Ces dernières années, la France est plus sûre d’elle au sein de l’Union européenne et n’hésite pas à s’opposer à l’Allemagne pour atteindre ses objectifs. Avec le plan de relance face à la crise sanitaire, des investissements dans les technologies et une plus grande autonomie stratégique, l’Union répond aux demandes de la France d’une plus grande « souveraineté européenne ».

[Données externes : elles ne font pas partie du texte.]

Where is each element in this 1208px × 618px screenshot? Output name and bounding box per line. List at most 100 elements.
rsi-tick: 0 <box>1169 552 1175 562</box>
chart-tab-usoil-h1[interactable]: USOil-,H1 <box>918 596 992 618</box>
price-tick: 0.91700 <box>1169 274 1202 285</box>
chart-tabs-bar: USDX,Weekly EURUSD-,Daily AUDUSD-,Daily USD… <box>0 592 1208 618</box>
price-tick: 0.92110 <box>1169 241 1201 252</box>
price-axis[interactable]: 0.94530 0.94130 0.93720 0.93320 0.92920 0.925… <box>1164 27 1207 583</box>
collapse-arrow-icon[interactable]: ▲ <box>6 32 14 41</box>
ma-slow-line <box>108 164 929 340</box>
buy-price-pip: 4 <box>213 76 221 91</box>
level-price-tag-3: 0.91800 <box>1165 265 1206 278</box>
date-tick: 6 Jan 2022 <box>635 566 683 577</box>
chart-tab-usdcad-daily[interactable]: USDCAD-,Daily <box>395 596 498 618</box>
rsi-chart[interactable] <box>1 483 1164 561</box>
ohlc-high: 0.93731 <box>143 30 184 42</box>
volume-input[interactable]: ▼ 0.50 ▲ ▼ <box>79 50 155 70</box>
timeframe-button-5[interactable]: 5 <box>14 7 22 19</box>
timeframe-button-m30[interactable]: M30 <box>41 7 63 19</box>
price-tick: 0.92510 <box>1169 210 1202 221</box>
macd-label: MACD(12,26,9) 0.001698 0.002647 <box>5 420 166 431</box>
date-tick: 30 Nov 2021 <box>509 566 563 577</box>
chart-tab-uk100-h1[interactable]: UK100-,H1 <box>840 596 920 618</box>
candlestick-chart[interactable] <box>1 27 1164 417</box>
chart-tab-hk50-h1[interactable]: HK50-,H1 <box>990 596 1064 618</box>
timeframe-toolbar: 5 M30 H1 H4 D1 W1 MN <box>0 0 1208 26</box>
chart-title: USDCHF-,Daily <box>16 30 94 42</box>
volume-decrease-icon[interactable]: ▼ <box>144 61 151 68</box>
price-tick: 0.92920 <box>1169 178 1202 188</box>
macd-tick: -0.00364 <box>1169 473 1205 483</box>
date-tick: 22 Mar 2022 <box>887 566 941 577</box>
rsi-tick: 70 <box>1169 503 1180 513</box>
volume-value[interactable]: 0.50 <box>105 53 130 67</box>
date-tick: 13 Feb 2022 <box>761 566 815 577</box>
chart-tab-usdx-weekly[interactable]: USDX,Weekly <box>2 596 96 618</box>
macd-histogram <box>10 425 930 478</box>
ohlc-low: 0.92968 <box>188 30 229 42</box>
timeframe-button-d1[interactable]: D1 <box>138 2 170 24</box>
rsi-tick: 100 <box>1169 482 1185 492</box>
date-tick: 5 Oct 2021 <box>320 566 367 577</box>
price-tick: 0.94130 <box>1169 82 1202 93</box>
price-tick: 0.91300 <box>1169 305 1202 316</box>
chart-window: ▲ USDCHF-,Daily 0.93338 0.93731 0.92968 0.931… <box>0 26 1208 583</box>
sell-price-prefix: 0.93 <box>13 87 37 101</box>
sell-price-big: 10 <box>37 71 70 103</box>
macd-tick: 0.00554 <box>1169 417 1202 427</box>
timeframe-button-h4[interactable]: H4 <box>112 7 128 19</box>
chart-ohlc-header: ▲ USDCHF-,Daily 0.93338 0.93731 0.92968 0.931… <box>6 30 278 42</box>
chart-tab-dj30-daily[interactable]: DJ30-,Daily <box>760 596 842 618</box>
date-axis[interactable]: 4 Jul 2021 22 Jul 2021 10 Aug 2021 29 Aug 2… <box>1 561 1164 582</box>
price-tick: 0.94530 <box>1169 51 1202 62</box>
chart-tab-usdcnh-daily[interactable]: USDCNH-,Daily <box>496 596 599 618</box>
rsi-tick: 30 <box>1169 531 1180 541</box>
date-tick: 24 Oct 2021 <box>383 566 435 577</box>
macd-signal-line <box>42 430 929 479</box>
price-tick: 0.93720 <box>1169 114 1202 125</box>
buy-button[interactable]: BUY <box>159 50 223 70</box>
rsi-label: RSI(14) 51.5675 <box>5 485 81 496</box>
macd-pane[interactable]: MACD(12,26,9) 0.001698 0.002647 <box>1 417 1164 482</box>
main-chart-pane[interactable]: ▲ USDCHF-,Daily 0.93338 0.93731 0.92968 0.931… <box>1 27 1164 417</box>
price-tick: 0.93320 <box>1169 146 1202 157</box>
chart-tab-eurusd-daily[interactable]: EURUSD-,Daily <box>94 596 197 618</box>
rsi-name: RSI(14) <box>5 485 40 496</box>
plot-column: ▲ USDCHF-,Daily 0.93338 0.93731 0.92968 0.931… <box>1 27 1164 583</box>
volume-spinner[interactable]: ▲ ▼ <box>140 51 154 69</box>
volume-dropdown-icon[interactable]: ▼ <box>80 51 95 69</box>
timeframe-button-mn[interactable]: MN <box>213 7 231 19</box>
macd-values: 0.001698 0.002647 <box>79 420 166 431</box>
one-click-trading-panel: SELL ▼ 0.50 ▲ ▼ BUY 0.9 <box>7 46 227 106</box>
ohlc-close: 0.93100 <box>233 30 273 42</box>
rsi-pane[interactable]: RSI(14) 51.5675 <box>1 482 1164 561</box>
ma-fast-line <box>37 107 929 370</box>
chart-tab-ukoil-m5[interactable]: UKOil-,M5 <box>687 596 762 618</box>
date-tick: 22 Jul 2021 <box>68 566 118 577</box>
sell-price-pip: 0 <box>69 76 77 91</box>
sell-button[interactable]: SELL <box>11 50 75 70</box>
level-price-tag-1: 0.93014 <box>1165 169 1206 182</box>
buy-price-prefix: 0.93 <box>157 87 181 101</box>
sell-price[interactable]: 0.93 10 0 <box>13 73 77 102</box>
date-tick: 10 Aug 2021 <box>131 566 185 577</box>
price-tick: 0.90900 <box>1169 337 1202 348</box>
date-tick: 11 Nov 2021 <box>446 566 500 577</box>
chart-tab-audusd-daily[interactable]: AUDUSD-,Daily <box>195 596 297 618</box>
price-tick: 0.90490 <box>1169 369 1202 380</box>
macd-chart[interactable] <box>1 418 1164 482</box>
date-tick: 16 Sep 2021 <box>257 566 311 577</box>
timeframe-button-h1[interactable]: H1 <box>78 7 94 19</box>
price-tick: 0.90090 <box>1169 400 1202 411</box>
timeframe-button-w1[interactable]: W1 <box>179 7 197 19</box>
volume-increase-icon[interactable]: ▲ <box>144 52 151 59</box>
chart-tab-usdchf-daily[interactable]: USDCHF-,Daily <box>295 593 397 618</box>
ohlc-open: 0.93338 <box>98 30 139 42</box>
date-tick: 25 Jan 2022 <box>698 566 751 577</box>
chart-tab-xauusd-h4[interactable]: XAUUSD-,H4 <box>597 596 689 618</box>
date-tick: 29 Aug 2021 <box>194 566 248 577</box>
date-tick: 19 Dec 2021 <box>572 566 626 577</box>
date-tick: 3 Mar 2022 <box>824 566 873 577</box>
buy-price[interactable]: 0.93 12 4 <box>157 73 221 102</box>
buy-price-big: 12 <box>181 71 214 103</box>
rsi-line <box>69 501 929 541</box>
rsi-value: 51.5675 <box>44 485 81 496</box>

Dans le débat politique français, il est de coutume de se plaindre de l’imposition d’une « doxa bruxelloise » aux gouvernements nationaux. Si l’extrême droite rejette catégoriquement toute forme de supranationalisme, les forces de gauche critiquent l’orientation excessivement libérale de l’Union européenne (UE). L’intégration européenne reviendrait ainsi à une uniformisation sur le « modèle allemand » que les gouvernements français, de droite comme de gauche, auraient passivement accepté. Ce discours occupe un espace médiatique important, à l’approche des élections législatives, dans les déclarations de Jean-Luc Mélenchon et les mesures défendues dans l’accord électoral de la Nouvelle Union populaire écologique et sociale qui prévoit la « désobéissance aux traités européens ». Cette conception d’une France qui « subit » l’intégration européenne est en partie encouragée par certaines analyses de science politique, selon lesquelles l’UE et en particulier le couple franco-allemand se caractérisent par une asymétrie en faveur de l’Allemagne. Les élargissements successifs des années 1990 et 2000 sont sans doute perçus comme autant de facteurs qui ont dilué l’influence française (et la pratique de la langue française !) dans les institutions européennes1. Ce sentiment d’une perte d’influence est l’une des raisons de l’euroscepticisme croissant en France.